IPO’s have reached an all time high in the past several years. In 2014, 274 IPO’s were completed, 23% higher than 2013’s ending. IPO’s are a fantastic way to raise capital, and get excited about new companies. However, some misconceptions about private placement securities and IPO’s persist.
Myth #1 Just because you’ve offered your friends or a family securities doesn’t make you exempt from securities law. The SEC is cracking down on insider trading. In 2014 alone, the SEC charged 135 people with violations regarding failures to report. In fiscal year of 2014, the SEC also charged people for trading with insider information. There are plenty of exemptions, but your friends and family aren’t among them. However, if you have an exemption that applies to the offering, by all means pursue it, but you can’t avoid the application of private placement securities law. Skilled securities law firms can help determine what exemptions your offering may be eligible for.
Myth #2 You probably know private placement securities law only applies to public companies. You also probably already know the SEC regulates IPO’s and other public offerings. However, these laws apply to all securities offerings, which also includes private offers and sales. Getting an exemption will not necessarily make the process any easier, as exemptions come with their regulations.
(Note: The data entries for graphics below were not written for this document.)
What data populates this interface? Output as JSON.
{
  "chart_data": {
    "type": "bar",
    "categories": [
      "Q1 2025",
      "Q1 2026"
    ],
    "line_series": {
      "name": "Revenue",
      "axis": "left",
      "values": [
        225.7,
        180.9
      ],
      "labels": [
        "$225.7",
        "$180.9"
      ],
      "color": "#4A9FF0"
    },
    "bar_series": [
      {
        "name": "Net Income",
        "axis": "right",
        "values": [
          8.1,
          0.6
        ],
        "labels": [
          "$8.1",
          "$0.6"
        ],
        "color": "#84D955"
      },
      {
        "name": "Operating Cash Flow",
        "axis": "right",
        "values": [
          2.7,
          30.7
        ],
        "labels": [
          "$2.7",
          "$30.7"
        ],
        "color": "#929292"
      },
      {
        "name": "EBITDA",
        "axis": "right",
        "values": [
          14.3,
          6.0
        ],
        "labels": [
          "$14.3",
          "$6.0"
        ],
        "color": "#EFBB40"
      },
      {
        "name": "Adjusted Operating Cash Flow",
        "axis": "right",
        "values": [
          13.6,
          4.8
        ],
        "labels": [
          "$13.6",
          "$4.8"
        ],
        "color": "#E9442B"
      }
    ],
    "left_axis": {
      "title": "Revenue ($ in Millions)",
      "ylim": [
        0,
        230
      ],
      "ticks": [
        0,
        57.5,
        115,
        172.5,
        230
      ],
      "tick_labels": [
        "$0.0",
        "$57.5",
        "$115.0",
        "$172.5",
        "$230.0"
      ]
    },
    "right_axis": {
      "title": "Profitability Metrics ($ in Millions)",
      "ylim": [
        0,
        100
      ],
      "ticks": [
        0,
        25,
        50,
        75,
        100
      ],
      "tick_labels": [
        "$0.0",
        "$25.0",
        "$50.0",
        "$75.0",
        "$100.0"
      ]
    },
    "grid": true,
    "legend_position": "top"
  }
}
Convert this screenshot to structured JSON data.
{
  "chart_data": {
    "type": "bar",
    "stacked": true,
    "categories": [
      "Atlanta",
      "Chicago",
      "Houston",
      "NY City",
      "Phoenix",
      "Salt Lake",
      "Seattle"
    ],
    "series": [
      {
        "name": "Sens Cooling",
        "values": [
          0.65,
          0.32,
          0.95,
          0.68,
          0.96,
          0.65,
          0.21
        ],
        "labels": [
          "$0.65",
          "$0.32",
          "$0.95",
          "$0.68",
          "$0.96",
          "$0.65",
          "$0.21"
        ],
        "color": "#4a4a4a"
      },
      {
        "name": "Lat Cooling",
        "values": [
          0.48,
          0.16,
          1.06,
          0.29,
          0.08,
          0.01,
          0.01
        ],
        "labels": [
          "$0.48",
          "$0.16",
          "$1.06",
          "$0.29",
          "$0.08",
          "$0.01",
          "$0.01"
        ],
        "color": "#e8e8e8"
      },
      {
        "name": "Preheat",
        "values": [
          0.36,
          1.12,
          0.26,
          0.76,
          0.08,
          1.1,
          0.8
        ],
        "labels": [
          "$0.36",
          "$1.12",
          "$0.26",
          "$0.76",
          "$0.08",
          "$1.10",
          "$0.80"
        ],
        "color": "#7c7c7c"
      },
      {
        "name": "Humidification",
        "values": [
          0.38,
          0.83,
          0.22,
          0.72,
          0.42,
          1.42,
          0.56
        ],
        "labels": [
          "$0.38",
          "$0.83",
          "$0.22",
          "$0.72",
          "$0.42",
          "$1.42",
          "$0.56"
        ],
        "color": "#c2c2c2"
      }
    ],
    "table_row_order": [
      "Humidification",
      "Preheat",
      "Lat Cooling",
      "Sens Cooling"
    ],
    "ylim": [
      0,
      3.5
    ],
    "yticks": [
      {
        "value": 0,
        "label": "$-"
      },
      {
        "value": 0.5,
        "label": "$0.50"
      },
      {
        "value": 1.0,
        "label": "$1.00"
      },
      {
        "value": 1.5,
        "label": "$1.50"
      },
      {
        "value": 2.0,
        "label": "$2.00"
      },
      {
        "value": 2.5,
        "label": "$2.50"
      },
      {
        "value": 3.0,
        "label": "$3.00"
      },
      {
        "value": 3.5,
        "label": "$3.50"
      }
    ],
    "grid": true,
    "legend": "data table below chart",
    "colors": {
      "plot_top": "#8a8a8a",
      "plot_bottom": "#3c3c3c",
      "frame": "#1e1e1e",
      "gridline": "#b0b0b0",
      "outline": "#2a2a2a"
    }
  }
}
Myth #3 Only the federal government regulates securities. Wrong. All 50 states have their rules and regulations regarding securities offerings. Often, if you meet the criteria for federal exemptions, you will probably qualify for state exemptions as well. Still, many states do require you to file notices and fee payments connected to private offerings. Form 10-K used to be filed with the SEC within 90 days after the end of the company’s fiscal year, although accelerated filers are an exception to that rule.
Obtaining private placement offerings can be a positive experience for all involved. Being aware of the law, and making sure you’re in compliance consolidates the process, and avoids any trouble with the SEC. Asking an IPO attorney or working with a reputable corporate securities law firm can certainly ease investors minds, and make the process even smoother.